Summary of an article from Dr Money's website: www.askdrmoney.com
Structured investments, deposits and guaranteed funds are a popular investment, distributed mostly by banks.
Issuers came up with something like a customised gambling product. The product might take 20 well-known stocks, for example, and let people place bets on which three would appreciate the most over 5 years.
It is difficult to guess the outcome. The odds are structured in such a way to give you a big payout if you win. And it provides you a "guaranteed" minimum return. It looks like a good investment, with no risks and good upside potential.
But it has many negative features.
1. Distributors are mostly banks. Their standard fee is 3 per cent of the amount invested. This charge is deducted from the net asset value of your investment. If you sell your investment immediately after purchase, you would receive back 97 per cent of your investment. Ultimately, the sales commission reduces your yield.

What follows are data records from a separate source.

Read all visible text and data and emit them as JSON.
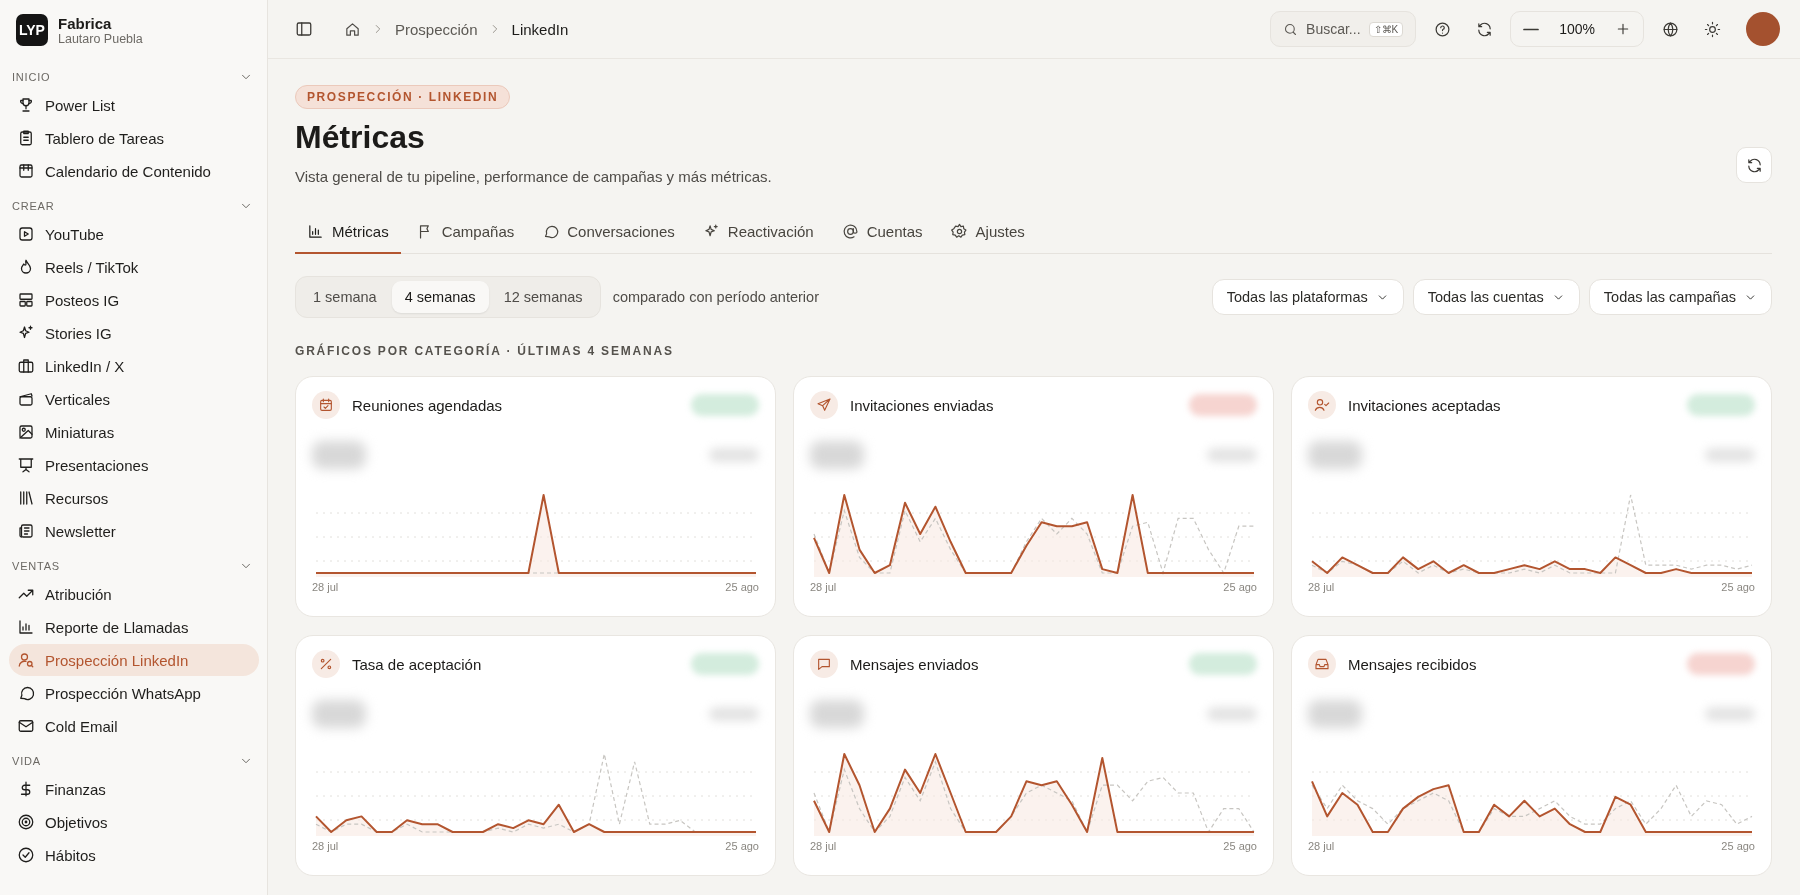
{
  "workspace": {
    "logo": "LYP",
    "name": "Fabrica",
    "user": "Lautaro Puebla"
  },
  "sidebar": {
    "sections": [
      {
        "title": "INICIO",
        "expanded": true,
        "items": [
          {
            "label": "Power List",
            "selected": false
          },
          {
            "label": "Tablero de Tareas",
            "selected": false
          },
          {
            "label": "Calendario de Contenido",
            "selected": false
          }
        ]
      },
      {
        "title": "CREAR",
        "expanded": true,
        "items": [
          {
            "label": "YouTube",
            "selected": false
          },
          {
            "label": "Reels / TikTok",
            "selected": false
          },
          {
            "label": "Posteos IG",
            "selected": false
          },
          {
            "label": "Stories IG",
            "selected": false
          },
          {
            "label": "LinkedIn / X",
            "selected": false
          },
          {
            "label": "Verticales",
            "selected": false
          },
          {
            "label": "Miniaturas",
            "selected": false
          },
          {
            "label": "Presentaciones",
            "selected": false
          },
          {
            "label": "Recursos",
            "selected": false
          },
          {
            "label": "Newsletter",
            "selected": false
          }
        ]
      },
      {
        "title": "VENTAS",
        "expanded": true,
        "items": [
          {
            "label": "Atribución",
            "selected": false
          },
          {
            "label": "Reporte de Llamadas",
            "selected": false
          },
          {
            "label": "Prospección LinkedIn",
            "selected": true
          },
          {
            "label": "Prospección WhatsApp",
            "selected": false
          },
          {
            "label": "Cold Email",
            "selected": false
          }
        ]
      },
      {
        "title": "VIDA",
        "expanded": true,
        "items": [
          {
            "label": "Finanzas",
            "selected": false
          },
          {
            "label": "Objetivos",
            "selected": false
          },
          {
            "label": "Hábitos",
            "selected": false
          }
        ]
      }
    ]
  },
  "breadcrumb": [
    "Prospección",
    "LinkedIn"
  ],
  "search": {
    "placeholder": "Buscar...",
    "shortcut": "⇧⌘K"
  },
  "zoom": {
    "value": "100%"
  },
  "page": {
    "eyebrow": "PROSPECCIÓN · LINKEDIN",
    "title": "Métricas",
    "subtitle": "Vista general de tu pipeline, performance de campañas y más métricas."
  },
  "tabs": [
    {
      "label": "Métricas",
      "selected": true
    },
    {
      "label": "Campañas",
      "selected": false
    },
    {
      "label": "Conversaciones",
      "selected": false
    },
    {
      "label": "Reactivación",
      "selected": false
    },
    {
      "label": "Cuentas",
      "selected": false
    },
    {
      "label": "Ajustes",
      "selected": false
    }
  ],
  "ranges": [
    {
      "label": "1 semana",
      "selected": false
    },
    {
      "label": "4 semanas",
      "selected": true
    },
    {
      "label": "12 semanas",
      "selected": false
    }
  ],
  "comparison": "comparado con período anterior",
  "filters": [
    "Todas las plataformas",
    "Todas las cuentas",
    "Todas las campañas"
  ],
  "section_title": "GRÁFICOS POR CATEGORÍA · ÚLTIMAS 4 SEMANAS",
  "cards": [
    {
      "title": "Reuniones agendadas",
      "color": "#d3ecdd",
      "start": "28 jul",
      "end": "25 ago"
    },
    {
      "title": "Invitaciones enviadas",
      "color": "#f6d4d0",
      "start": "28 jul",
      "end": "25 ago"
    },
    {
      "title": "Invitaciones aceptadas",
      "color": "#d3ecdd",
      "start": "28 jul",
      "end": "25 ago"
    },
    {
      "title": "Tasa de aceptación",
      "color": "#d3ecdd",
      "start": "28 jul",
      "end": "25 ago"
    },
    {
      "title": "Mensajes enviados",
      "color": "#d3ecdd",
      "start": "28 jul",
      "end": "25 ago"
    },
    {
      "title": "Mensajes recibidos",
      "color": "#f6d4d0",
      "start": "28 jul",
      "end": "25 ago"
    }
  ]
}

2. Issuers are the architects who design the structured product. They invest your money, after the distributor sends it to them. It is NOT possible to know how much the issuer takes from returns. You can ask the issuer or the distributor but they won’t tell you. It could be, say a fixed 2 per cent per year when total returns are between 2 and 6 per cent.
3. The structured product is linked to return from the underlying investments. If the return is high, the issuers have found a way to give you only a part of the gain, and to keep the excess return for themselves. They cap your return.
You can never know if you are getting a fair return for your money. It depends on how the product is designed.